Review: Know Your Place — The Politics of Identity at Sydney Writers’ Festival

Three authors discuss the questions around identity faced by writers of colour

Fatima Bhutto, Roanna Gonsalves and Elaine Castillo

The question (and perhaps the burden) of representation is one that plagues many writers of colour. But should it? Are literary portrayals of “life in the margins” construed by readers as mere examples of “migrant porn”? And how are we to move beyond the optics of diversity to enact real, structural change?

Roanna Gonsalves, author of The Permanent Resident, begins the Sydney Writers Festival panel on Friday with the following words on identity:

“It is true that writers of colour often get asked to speak about identity, as if that’s our place, whilst white writers don’t. But really all writing is an exploration of identity at some level; it’s just that white identity is the norm, and so is masked as neutral.”

Questions about the visibility and invisibility of certain identities serve as the guiding structure of Gonsalves’ discussion with novelists Fatima Bhutto (The Runaways) and Elaine Castillo (America Is Not the Heart). Bhutto was born in Kabul, Afghanistan, and grew up in Syria and Pakistan, whilst Castillo is a Filipina-American born and raised in the San Francisco Bay Area. Both authors are concerned with interrogating the shifting and unstable intersections of race, gender, class, and national history.

Castillo, when asked about the process of creating Hero De Vera, the protagonist of her novel, says that her main goal was “not depicting Filipino women as a monolith.” She argues that class complicates figurations of power within ethnic enclaves, yet these internal divisions are often elided into a singular group identity. “The idea that we would expect a certain group of writers to translate their culture,” Castillo notes, “ultimately impoverishes what readership really is.”

Rather, both Castillo and Bhutto are preoccupied with the quotidian, the everyday, and the banal lives of people of colour. “The terror of violence is not in the act,” Bhutto says, whose novel explores the pathways to Islamic extremism. “It’s all those days afterwards — the haunting. And I think that’s the only way you can write about those terrible things… what happens the day after? How do you survive the ordinary?”

An audience member raises the question of how we might navigate the treacherous waters of identity politics in a world that appears highly globalised, culturally hybrid, and even post-racial. It’s a difficult question, and there is a marked silence before Castillo replies.

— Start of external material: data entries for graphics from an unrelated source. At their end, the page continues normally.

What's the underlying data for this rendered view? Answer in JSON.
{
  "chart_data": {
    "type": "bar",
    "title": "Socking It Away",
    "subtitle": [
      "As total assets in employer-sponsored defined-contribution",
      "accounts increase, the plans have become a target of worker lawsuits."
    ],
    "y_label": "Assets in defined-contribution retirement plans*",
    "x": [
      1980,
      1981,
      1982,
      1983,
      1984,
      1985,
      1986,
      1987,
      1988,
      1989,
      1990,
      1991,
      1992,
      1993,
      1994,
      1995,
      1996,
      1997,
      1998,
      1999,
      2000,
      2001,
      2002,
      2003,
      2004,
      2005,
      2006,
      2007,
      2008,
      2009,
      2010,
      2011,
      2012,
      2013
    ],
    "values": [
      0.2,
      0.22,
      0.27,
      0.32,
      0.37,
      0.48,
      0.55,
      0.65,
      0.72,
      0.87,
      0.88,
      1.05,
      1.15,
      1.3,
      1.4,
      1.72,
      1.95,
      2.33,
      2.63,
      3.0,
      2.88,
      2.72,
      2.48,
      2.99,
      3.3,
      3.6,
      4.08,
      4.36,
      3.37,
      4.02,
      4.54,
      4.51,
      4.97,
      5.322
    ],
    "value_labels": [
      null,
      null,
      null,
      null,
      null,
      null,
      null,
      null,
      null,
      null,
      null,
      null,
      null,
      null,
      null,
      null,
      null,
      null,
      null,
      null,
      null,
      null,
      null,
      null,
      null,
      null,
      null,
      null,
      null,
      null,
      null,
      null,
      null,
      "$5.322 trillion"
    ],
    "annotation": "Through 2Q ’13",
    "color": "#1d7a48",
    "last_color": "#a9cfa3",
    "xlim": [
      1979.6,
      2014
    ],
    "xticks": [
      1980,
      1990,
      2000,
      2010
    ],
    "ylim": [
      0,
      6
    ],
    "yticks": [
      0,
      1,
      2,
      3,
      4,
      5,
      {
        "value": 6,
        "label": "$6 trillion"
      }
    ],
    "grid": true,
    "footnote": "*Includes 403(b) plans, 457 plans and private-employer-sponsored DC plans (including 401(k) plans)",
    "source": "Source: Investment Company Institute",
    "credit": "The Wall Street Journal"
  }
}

“I think a singular identity is certainly a fiction, but it’s a fiction that has been used in material ways to oppress,” she says. “It’s more important to dismantle the ways in which identity has been linked to things like structural power or institutional injustice.”

Castillo embraces her own identity as a Filipino and queer woman. “I don’t mind being named for what I am, for the kind of formations that make me,” she emphasises. “But what I want is for all people to be named for the formations that make their writing. Because we don’t approach white writers in the same way, we don’t ask them the same questions.”

A radical thought: perhaps the place of writers is not to be less political, or less identitarian. It is not to say: “I am a writer first, a person of colour and a queer woman second.” The place of writers, as Castillo and Bhutto suggest, is to capture the full gamut of the particular space they inhabit. It is to elevate the role of reading beyond an ethnographic study, a guilt trip, or a trauma narrative. It is to celebrate the simple, yet magical act of listening to someone else’s story.